Incidentally, this experience in sports shows that a separate system of justice cannot be effective without its own investigating body. Ideally, it should have similar authority to the police. Therefore, climate justice would need a special climate investigation unit or climate police. In fact, many countries already have government environmental oversight bodies. Some countries also sanction the right to conduct operational activity. However, the supporters of climate justice believe that this is just the first step in creating a new system.
There is debate on a separate issue: should climate justice be related to the state or to arbitration? Of course, by virtue of its authority the state can provide more legitimate enforcement machinery to support climate justice. But if government bodies do not want to review environmental issues without bias and as a priority (everything again revolves around criticism of Trump in this context), it is risky to leave climate justice up to the state. Thus, it might be more effective to have an independent system of climate justice, courts of arbitration and independent investigation bodies for climate issues. The state would lose its monopoly on coercion and its sovereignty would be eroded. However, the bottom line is that global problems are more important than the erosion of sovereignty.

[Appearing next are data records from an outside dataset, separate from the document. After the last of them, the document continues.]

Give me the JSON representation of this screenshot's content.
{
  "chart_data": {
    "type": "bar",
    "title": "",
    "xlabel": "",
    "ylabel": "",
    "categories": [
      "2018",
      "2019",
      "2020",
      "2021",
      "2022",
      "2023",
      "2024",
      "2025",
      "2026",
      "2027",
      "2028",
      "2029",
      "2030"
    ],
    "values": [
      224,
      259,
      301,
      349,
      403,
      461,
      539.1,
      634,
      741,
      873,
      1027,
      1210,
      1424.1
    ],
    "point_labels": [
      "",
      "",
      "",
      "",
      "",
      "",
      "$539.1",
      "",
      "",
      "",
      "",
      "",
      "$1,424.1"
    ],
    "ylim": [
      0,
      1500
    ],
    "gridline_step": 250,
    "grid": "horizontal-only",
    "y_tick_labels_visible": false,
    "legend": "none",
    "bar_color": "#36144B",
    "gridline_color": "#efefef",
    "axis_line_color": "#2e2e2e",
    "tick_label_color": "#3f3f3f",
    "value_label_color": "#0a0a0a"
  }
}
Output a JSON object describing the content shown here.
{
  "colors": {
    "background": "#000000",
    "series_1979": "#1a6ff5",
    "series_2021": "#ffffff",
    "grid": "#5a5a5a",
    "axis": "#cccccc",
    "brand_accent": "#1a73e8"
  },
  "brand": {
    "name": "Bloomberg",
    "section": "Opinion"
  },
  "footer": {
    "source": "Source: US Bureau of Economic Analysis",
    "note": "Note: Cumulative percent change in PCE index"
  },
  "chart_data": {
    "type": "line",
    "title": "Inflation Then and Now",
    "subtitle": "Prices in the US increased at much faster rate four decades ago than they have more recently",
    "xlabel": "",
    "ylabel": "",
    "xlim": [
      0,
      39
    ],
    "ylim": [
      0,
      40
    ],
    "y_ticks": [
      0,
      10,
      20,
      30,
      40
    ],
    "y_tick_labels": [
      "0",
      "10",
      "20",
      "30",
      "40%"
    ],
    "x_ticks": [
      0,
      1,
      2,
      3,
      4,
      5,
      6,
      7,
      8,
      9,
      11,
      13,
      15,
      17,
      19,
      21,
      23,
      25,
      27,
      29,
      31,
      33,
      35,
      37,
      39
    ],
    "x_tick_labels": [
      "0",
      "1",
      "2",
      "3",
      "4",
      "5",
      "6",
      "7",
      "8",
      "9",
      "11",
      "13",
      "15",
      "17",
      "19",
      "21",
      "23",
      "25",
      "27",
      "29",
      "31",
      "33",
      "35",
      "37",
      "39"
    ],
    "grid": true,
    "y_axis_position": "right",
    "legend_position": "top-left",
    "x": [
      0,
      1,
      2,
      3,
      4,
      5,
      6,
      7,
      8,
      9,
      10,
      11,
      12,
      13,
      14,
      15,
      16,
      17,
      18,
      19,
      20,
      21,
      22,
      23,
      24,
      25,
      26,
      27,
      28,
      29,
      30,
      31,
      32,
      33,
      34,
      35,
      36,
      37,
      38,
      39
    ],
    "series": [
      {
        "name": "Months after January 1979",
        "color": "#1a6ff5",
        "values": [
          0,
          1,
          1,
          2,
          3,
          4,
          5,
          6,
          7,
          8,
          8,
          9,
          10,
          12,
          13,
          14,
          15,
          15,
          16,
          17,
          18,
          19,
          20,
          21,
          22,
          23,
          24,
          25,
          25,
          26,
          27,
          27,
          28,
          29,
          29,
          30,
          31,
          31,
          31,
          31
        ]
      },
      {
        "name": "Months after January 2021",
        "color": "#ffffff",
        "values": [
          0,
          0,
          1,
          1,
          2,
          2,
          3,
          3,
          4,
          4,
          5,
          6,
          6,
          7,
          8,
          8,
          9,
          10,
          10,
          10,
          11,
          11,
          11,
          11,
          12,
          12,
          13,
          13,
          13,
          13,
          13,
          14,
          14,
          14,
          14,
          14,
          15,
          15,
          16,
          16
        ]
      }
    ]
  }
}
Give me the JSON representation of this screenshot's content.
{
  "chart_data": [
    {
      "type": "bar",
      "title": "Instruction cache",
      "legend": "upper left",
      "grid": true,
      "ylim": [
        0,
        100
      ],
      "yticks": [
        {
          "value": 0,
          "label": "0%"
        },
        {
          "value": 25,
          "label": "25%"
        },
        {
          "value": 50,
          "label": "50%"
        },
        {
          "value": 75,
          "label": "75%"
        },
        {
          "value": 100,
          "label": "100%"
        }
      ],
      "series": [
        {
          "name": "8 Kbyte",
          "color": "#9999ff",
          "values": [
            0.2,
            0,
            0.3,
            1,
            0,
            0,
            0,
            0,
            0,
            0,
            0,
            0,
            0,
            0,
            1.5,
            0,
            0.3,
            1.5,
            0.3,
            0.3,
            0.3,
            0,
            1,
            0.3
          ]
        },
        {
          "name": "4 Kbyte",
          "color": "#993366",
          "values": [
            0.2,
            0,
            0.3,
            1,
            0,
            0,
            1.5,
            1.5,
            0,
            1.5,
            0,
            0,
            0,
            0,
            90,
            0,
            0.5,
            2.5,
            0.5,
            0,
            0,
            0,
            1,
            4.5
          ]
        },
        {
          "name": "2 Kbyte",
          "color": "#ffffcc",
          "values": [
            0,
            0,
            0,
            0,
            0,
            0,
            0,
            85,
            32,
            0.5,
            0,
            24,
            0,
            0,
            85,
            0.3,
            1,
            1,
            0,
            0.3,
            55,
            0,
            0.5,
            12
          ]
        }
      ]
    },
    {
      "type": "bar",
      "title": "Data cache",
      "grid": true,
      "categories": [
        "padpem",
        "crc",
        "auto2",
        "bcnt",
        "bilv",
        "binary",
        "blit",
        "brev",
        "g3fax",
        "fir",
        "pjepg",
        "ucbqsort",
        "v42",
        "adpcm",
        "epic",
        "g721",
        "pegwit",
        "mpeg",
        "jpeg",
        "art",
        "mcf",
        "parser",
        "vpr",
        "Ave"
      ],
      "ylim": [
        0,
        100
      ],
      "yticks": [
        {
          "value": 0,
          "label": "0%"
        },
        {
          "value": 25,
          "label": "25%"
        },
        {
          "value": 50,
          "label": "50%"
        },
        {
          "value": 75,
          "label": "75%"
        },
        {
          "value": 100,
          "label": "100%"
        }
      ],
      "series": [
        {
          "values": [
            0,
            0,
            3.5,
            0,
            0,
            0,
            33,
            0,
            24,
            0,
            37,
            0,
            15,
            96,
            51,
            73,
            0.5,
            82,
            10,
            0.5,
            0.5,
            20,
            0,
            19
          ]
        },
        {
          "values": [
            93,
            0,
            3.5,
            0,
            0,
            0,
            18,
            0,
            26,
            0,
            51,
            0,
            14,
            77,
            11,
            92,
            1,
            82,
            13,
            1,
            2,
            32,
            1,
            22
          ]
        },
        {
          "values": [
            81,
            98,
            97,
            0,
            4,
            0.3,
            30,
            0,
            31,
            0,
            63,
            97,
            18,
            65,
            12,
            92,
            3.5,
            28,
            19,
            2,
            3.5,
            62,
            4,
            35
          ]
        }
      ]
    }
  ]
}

In international climate justice the concept of arbitration that is independent of intergovernmental organizations is playing a greater role. In another reference to sports justice, formally, the International Olympic Committee is an NGO with a system of sports justice that functions independently of a state.
To sum up, Bezos’s announcement to allocate billions of dollars for the good cause of countering climate change almost instantly triggered heated debate on how to spend it. The theme of climate justice has quickly become one of the most pointed and provocative ideas. It might also have been the most ambitious of all the proposals.